Они попрощались. Снова потная и шершавая рука, хитрый прощальный взгляд. Генри надеялся, что доктор исполнит обещание, а пока шел по больничным коридорам — нужно было спуститься на первый этаж, — думал о будущем Оскара, о том, как ему помочь, не угробив собственную жизнь; вспоминал его же слова: «Эгоизм — наше лекарство, главное — не переборщить, а то доза окажется смертельной. Еще и других в могилу сведешь!» А что бы сказали родители Оскара, будь они живы?
Но тут Генри остановился. Сперва не понял почему. Вгляделся в идущую навстречу медсестру в форме — Оскар оказался прав, все они тут были старые, пухлые, зато добродушные, похожие на Мамушку, — и чуть не задохнулся. Дыхание перехватило. Закашлялся. Не мог поверить. К нему шла Вал, его старая Вал — скрюченная, шаркающая, насвистывающая под нос — он узнал мелодию сразу, как услышал! — частушки бабок-ежек.

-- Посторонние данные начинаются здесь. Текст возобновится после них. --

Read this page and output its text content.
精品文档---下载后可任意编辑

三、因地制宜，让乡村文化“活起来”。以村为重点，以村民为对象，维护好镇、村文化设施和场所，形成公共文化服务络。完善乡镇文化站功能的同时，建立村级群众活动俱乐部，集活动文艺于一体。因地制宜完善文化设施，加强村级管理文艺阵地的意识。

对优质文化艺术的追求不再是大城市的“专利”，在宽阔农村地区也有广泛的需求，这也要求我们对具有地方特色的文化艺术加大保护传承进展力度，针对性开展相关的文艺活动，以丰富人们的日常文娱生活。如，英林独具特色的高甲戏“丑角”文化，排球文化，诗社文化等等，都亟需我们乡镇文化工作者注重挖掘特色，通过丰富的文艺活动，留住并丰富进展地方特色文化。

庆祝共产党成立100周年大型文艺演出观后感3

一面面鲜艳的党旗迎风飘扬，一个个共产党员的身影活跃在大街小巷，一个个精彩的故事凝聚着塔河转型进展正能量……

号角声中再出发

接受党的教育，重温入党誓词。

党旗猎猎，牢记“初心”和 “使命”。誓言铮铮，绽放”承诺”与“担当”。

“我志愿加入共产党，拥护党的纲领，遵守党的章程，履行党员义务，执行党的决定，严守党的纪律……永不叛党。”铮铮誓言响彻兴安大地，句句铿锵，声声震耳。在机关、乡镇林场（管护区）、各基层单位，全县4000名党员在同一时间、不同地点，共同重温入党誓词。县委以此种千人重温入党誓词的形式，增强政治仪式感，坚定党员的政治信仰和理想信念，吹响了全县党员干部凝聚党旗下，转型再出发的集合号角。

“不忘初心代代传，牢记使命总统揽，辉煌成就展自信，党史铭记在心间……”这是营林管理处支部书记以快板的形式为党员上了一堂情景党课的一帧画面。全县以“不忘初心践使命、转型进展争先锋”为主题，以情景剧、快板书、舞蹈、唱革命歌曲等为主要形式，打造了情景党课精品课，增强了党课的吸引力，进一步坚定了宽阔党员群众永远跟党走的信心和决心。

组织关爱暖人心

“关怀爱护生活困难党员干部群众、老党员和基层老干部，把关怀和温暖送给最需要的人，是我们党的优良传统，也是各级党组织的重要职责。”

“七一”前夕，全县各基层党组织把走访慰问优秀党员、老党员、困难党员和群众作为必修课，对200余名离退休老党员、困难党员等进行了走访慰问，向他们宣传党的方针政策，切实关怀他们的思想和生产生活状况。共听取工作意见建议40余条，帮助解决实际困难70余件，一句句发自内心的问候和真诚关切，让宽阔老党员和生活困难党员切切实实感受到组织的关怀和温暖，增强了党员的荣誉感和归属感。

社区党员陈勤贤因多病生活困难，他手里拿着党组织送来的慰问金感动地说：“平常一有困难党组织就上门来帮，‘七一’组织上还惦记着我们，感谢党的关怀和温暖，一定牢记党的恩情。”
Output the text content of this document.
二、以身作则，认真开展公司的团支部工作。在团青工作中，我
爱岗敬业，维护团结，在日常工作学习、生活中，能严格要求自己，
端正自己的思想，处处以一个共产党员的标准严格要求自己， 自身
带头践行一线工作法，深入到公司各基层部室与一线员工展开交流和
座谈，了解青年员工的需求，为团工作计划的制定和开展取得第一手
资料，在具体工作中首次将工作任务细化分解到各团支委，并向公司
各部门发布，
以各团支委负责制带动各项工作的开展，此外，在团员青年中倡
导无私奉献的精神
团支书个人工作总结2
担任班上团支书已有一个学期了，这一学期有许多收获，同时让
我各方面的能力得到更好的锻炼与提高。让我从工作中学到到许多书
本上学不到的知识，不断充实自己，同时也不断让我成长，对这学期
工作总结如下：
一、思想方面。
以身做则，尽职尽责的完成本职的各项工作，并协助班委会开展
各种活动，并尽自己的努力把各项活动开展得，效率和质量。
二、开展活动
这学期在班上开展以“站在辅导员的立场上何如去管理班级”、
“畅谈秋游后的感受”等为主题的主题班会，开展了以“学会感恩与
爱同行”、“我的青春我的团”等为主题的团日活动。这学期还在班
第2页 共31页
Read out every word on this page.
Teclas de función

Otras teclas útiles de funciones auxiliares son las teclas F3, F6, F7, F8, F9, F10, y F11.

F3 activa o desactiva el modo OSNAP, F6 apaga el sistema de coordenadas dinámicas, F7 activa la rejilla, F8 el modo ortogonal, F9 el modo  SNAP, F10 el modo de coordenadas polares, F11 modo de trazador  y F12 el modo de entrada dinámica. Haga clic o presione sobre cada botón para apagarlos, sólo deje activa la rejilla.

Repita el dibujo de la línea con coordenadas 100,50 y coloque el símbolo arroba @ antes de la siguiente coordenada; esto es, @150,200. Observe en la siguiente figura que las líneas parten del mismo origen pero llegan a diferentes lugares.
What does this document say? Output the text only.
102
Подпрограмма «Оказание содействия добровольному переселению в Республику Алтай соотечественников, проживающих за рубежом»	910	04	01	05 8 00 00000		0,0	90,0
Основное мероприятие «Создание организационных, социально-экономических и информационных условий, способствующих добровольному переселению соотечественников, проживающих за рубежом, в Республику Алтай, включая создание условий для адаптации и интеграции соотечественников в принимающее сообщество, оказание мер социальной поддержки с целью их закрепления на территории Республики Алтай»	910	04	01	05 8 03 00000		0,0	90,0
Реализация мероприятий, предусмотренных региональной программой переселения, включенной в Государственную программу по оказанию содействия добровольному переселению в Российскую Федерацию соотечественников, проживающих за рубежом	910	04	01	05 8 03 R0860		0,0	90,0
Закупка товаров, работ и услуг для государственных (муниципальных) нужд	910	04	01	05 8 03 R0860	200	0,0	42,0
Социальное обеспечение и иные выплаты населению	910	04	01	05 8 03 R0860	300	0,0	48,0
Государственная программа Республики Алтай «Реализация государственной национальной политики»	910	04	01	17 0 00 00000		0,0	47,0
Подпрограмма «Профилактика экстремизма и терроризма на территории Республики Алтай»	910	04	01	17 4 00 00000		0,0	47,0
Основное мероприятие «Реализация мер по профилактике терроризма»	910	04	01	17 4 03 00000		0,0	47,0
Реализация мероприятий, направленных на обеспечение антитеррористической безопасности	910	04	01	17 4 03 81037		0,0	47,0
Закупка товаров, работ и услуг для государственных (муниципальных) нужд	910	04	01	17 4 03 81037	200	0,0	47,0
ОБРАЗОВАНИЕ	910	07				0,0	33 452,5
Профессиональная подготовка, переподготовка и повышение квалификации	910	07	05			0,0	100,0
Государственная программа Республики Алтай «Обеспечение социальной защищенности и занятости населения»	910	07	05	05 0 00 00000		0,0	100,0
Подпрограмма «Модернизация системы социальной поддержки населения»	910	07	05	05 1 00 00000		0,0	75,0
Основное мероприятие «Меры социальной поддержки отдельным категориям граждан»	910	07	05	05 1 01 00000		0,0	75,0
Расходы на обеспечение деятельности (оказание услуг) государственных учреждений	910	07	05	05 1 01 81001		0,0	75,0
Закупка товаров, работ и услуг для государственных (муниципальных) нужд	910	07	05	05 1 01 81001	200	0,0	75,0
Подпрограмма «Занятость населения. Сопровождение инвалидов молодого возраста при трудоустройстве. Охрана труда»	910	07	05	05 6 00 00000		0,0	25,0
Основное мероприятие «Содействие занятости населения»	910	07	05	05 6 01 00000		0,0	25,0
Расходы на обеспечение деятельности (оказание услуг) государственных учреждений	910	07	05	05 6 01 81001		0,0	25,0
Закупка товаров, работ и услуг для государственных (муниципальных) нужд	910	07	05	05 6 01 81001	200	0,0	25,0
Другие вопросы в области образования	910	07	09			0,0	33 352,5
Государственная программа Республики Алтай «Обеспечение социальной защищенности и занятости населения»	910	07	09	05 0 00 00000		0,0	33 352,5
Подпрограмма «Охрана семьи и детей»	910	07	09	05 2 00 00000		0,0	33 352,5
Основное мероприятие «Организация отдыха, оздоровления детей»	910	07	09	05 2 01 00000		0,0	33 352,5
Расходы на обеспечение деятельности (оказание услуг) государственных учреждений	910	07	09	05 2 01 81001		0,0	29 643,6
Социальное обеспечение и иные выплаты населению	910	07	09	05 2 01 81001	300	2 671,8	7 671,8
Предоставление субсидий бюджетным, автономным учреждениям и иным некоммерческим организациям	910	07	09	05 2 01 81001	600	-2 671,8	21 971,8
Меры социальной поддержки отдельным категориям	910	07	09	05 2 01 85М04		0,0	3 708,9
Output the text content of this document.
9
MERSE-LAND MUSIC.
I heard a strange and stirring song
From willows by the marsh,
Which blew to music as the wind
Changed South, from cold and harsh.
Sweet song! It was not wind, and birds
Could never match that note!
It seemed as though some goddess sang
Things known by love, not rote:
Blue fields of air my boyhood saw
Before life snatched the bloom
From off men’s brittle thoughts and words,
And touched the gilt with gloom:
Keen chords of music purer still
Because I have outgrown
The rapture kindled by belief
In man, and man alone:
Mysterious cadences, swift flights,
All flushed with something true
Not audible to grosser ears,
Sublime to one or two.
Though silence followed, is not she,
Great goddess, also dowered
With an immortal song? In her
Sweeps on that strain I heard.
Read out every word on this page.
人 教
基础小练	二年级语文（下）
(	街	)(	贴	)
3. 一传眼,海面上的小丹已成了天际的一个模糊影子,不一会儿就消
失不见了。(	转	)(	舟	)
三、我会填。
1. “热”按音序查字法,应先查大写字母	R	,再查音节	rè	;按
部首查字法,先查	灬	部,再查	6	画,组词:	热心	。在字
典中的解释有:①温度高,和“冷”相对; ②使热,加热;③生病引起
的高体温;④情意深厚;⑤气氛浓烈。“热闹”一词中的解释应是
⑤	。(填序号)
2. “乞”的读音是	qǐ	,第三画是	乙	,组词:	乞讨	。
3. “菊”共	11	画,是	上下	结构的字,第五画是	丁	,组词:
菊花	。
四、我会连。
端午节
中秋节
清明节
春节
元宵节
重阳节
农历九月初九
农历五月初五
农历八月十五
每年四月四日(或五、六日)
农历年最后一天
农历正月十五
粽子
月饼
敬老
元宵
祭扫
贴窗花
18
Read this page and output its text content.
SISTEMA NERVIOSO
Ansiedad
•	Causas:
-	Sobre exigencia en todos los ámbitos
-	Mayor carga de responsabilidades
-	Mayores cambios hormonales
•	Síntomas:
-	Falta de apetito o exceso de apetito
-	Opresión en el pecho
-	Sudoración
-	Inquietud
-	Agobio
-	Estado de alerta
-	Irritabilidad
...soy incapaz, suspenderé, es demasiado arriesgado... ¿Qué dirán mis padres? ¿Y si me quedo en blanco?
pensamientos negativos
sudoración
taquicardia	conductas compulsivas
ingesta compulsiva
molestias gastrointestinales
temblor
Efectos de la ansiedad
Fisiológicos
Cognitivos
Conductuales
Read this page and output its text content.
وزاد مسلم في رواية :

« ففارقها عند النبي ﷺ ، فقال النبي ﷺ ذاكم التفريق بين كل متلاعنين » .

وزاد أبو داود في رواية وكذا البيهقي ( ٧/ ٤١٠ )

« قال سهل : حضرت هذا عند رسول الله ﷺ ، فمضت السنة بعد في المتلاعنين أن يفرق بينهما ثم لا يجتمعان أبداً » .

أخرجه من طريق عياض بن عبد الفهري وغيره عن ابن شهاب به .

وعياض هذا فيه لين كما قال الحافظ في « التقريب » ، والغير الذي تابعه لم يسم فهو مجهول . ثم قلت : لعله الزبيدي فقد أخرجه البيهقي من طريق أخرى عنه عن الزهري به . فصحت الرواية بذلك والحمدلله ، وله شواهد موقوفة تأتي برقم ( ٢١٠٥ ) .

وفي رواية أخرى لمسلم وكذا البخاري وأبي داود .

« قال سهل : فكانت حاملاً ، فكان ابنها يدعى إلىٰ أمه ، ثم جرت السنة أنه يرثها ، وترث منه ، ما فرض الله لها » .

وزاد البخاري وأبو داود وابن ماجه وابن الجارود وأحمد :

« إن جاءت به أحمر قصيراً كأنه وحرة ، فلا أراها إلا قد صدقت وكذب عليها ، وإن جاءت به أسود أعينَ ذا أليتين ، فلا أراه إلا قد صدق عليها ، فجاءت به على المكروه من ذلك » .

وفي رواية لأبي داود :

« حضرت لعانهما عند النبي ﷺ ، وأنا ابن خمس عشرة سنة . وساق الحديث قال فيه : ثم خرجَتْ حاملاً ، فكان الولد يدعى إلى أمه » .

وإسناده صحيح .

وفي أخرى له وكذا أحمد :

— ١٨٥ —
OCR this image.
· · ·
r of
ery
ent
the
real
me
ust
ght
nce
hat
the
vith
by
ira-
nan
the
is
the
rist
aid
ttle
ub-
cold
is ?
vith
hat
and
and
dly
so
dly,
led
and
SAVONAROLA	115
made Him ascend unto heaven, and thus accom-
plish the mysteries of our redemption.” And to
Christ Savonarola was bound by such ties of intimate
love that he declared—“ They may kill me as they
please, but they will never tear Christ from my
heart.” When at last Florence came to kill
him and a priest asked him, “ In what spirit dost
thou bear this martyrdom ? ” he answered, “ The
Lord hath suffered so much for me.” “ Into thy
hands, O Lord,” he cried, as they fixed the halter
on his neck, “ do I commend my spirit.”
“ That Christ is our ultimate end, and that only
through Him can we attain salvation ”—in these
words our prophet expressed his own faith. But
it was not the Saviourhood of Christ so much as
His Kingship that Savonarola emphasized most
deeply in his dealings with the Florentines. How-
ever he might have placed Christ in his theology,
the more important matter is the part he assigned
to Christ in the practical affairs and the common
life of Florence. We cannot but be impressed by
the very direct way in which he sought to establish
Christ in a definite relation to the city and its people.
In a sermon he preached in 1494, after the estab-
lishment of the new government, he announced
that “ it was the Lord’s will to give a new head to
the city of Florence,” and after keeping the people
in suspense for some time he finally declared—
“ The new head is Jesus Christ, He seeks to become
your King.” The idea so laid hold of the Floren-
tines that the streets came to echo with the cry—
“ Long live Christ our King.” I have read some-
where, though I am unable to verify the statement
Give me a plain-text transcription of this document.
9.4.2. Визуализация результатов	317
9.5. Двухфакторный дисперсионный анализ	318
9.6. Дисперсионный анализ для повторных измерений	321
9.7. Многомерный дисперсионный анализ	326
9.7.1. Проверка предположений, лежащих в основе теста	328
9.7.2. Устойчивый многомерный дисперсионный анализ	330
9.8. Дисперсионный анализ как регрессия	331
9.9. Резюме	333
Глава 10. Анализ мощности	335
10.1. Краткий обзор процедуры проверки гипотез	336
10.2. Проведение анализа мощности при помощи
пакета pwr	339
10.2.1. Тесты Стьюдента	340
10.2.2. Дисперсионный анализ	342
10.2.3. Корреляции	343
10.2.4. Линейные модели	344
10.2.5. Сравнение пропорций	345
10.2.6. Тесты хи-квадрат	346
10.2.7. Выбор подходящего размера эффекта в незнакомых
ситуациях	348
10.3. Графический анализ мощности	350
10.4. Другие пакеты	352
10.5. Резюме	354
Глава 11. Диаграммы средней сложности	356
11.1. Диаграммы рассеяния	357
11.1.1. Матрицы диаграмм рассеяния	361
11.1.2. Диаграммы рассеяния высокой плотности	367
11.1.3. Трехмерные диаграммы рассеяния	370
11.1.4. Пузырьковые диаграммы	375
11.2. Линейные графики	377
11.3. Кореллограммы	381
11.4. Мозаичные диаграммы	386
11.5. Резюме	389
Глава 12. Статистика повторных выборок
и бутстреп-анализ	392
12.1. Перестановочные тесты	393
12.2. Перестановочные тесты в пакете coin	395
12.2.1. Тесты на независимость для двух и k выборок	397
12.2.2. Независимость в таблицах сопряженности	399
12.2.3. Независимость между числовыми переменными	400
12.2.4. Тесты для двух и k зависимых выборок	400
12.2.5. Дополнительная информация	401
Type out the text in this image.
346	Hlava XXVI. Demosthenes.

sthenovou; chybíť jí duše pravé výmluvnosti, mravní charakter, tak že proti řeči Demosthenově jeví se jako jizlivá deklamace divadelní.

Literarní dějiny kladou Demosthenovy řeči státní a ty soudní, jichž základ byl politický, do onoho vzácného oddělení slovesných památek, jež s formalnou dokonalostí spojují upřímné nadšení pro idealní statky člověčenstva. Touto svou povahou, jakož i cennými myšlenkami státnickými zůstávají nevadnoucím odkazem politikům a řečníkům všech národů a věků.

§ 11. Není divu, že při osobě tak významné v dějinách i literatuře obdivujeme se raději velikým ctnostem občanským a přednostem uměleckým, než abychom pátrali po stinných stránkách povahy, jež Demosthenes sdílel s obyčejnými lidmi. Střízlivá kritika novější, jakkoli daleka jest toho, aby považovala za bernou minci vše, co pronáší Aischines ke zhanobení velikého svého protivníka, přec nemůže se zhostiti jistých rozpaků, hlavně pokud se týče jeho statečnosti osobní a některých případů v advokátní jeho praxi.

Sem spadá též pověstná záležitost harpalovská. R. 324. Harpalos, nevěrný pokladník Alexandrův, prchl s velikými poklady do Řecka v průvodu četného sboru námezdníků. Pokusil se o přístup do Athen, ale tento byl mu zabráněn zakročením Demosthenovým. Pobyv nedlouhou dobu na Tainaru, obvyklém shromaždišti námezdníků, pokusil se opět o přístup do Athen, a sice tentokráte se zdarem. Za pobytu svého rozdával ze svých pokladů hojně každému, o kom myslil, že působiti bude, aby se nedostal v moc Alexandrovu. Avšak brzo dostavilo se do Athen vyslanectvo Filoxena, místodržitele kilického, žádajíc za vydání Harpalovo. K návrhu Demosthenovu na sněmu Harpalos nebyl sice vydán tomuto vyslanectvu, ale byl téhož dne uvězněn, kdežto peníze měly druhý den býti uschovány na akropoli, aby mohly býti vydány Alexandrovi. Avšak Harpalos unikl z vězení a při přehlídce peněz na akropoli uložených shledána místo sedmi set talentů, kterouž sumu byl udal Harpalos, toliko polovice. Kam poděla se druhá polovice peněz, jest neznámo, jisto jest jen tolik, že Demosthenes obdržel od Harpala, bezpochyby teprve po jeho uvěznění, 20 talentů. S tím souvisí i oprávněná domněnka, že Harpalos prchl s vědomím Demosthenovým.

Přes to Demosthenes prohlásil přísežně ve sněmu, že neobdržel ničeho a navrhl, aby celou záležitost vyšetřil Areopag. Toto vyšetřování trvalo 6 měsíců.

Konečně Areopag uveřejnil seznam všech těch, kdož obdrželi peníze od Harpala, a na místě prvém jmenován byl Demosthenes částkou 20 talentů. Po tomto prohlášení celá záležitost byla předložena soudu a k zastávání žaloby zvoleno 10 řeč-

— Вал! — крикнул Генри. Она словно не услышала, тогда он позвал ее полным именем. — Василиса!
Она остановилась. Генри подбежал. Она смотрела на него молча, изучающим взглядом, глаза какие-то бледные, посеревшие — сейчас, думал Генри, она играет, как Оскар, вот-вот узнает его, рассмеется, закричит, скажет что-нибудь по-русски.
— Мы знакомы, молодой человек? — спросила она по-английски, таким знакомым голосом.
— Вал, я настолько изменился? — Генри ответил по-русски. — Неужели меня не узнать? Вы ведь Василиса, да? Если я перепутал…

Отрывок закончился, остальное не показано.